Die in den Niederlanden lehrende amerikanische Historikerin Andrea Tyndall vergleicht die Repräsentation des Holocaust in Yad Vashem, dem United States Holocaust Memorial Museum und dem Anne-Frank-Haus in Amsterdam – ein Vergleich, der in ähnlicher Form schon häufiger unternommen wurde. Im Spannungsfeld der nationalen und der universellen Deutungen bevorzugt Tyndall den universalistischen Ansatz der Anne-Frank-Stiftung, die besonderes Augenmerk auf die Vermittlung von Werten wie Toleranz legt. In einem nächsten Schritt diskutiert sie die Versuche auf der Ebene der Europäischen Union, den Holocaust als gemeinsame europäische Geschichte zu etablieren. Inhaltlich lose zusammengehalten diskutiert Tyndall danach die Zunahme von Verschwörungstheorien (im Sinne einer jüdischen Weltverschwörung) nach den Anschlägen vom 11. September 2001 sowie die Möglichkeit einer zeitgemäßen Vermittlung von Wissen über den Holocaust in diesem Kontext. Wie eine solche Vermittlung aussehen könnte und wie Menschen erreicht werden könnten, die an eine jüdische Weltverschwörung glauben, lässt sie hingegen offen.

Die Anthropologin Heidrun Friese und der britische Politikwissenschafter Philip Spencer diskutieren den Beitrag der Frankfurter Schule für ein Verständnis des Holocaust. Während Friese weite Traditionen in der deutschsprachigen Philosophie und Literatur konsultiert, beschäftigt sich Spencer explizit mit dem marxistischen Gedankengut: Er betont, dass die intellektuelle Tradition des Marxismus auch für das 21. Jahrhundert einen wertvollen Beitrag zum Verständnis des Holocaust zu leisten imstande sei.

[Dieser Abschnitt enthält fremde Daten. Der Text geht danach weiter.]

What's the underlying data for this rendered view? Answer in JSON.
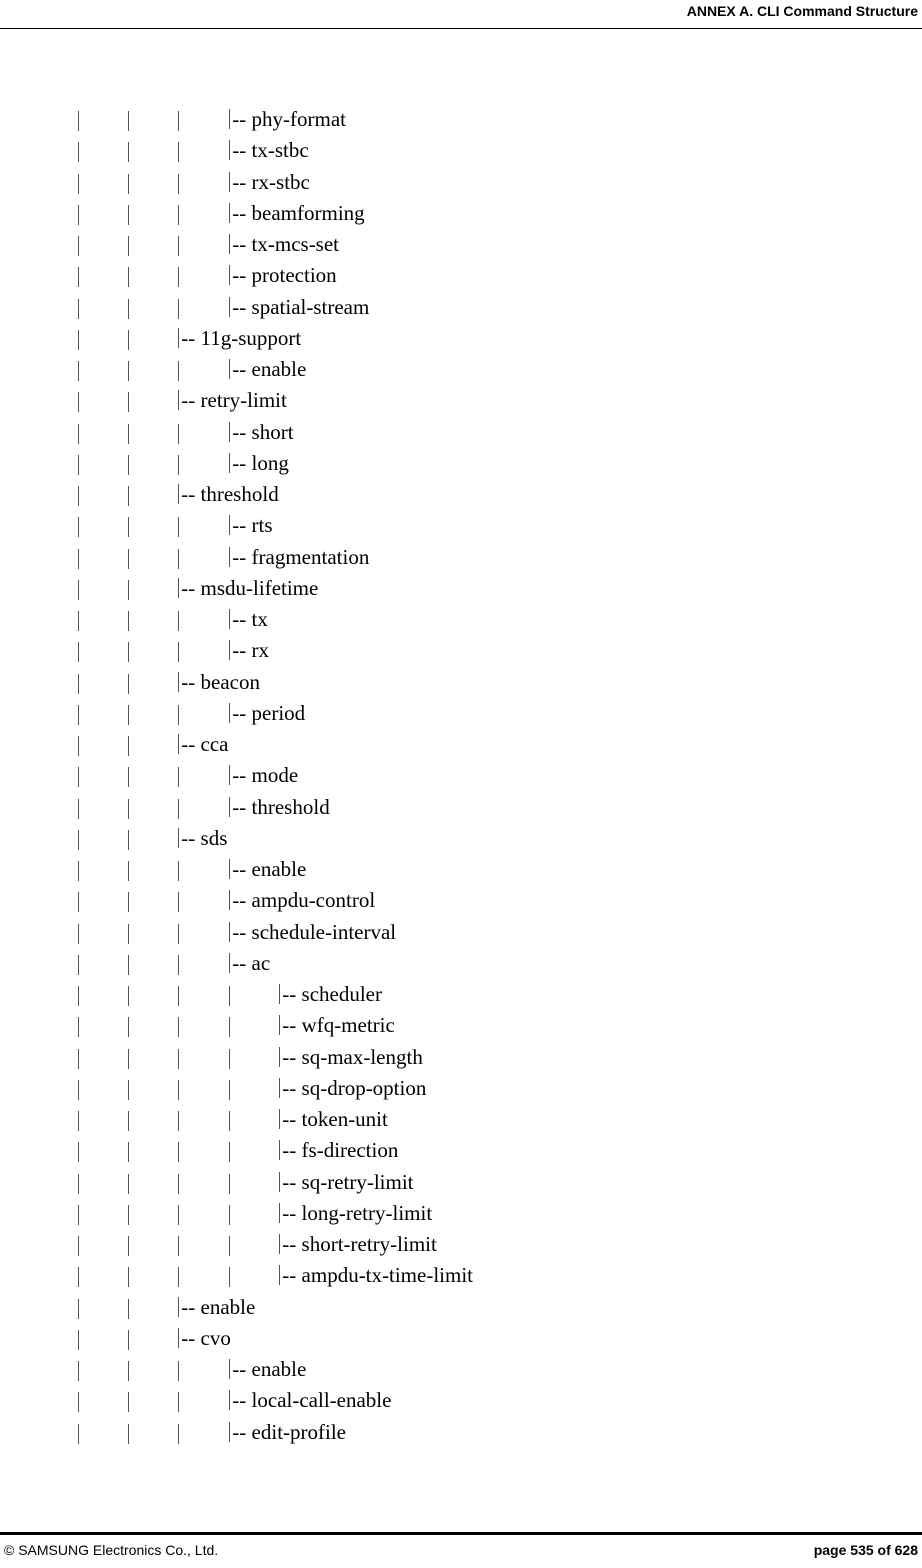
{
  "header": {
    "title": "ANNEX A. CLI Command Structure"
  },
  "tree": [
    {
      "depth": 3,
      "label": "phy-format"
    },
    {
      "depth": 3,
      "label": "tx-stbc"
    },
    {
      "depth": 3,
      "label": "rx-stbc"
    },
    {
      "depth": 3,
      "label": "beamforming"
    },
    {
      "depth": 3,
      "label": "tx-mcs-set"
    },
    {
      "depth": 3,
      "label": "protection"
    },
    {
      "depth": 3,
      "label": "spatial-stream"
    },
    {
      "depth": 2,
      "label": "11g-support"
    },
    {
      "depth": 3,
      "label": "enable"
    },
    {
      "depth": 2,
      "label": "retry-limit"
    },
    {
      "depth": 3,
      "label": "short"
    },
    {
      "depth": 3,
      "label": "long"
    },
    {
      "depth": 2,
      "label": "threshold"
    },
    {
      "depth": 3,
      "label": "rts"
    },
    {
      "depth": 3,
      "label": "fragmentation"
    },
    {
      "depth": 2,
      "label": "msdu-lifetime"
    },
    {
      "depth": 3,
      "label": "tx"
    },
    {
      "depth": 3,
      "label": "rx"
    },
    {
      "depth": 2,
      "label": "beacon"
    },
    {
      "depth": 3,
      "label": "period"
    },
    {
      "depth": 2,
      "label": "cca"
    },
    {
      "depth": 3,
      "label": "mode"
    },
    {
      "depth": 3,
      "label": "threshold"
    },
    {
      "depth": 2,
      "label": "sds"
    },
    {
      "depth": 3,
      "label": "enable"
    },
    {
      "depth": 3,
      "label": "ampdu-control"
    },
    {
      "depth": 3,
      "label": "schedule-interval"
    },
    {
      "depth": 3,
      "label": "ac"
    },
    {
      "depth": 4,
      "label": "scheduler"
    },
    {
      "depth": 4,
      "label": "wfq-metric"
    },
    {
      "depth": 4,
      "label": "sq-max-length"
    },
    {
      "depth": 4,
      "label": "sq-drop-option"
    },
    {
      "depth": 4,
      "label": "token-unit"
    },
    {
      "depth": 4,
      "label": "fs-direction"
    },
    {
      "depth": 4,
      "label": "sq-retry-limit"
    },
    {
      "depth": 4,
      "label": "long-retry-limit"
    },
    {
      "depth": 4,
      "label": "short-retry-limit"
    },
    {
      "depth": 4,
      "label": "ampdu-tx-time-limit"
    },
    {
      "depth": 2,
      "label": "enable"
    },
    {
      "depth": 2,
      "label": "cvo"
    },
    {
      "depth": 3,
      "label": "enable"
    },
    {
      "depth": 3,
      "label": "local-call-enable"
    },
    {
      "depth": 3,
      "label": "edit-profile"
    }
  ],
  "branch_prefix": "-- ",
  "footer": {
    "copyright": "© SAMSUNG Electronics Co., Ltd.",
    "page": "page 535 of 628"
  }
}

Insgesamt ist der Band durch wenig Kohärenz gekennzeichnet. Diesen Umstand kann auch Lentins interessante Einleitung nicht überbrücken. Die Vielzahl an Ansätzen und Herangehensweisen ermöglicht jedoch eine spannende Lektüre, die, eklektisch genossen, anregende Perspektiven auf das Thema eröffnet.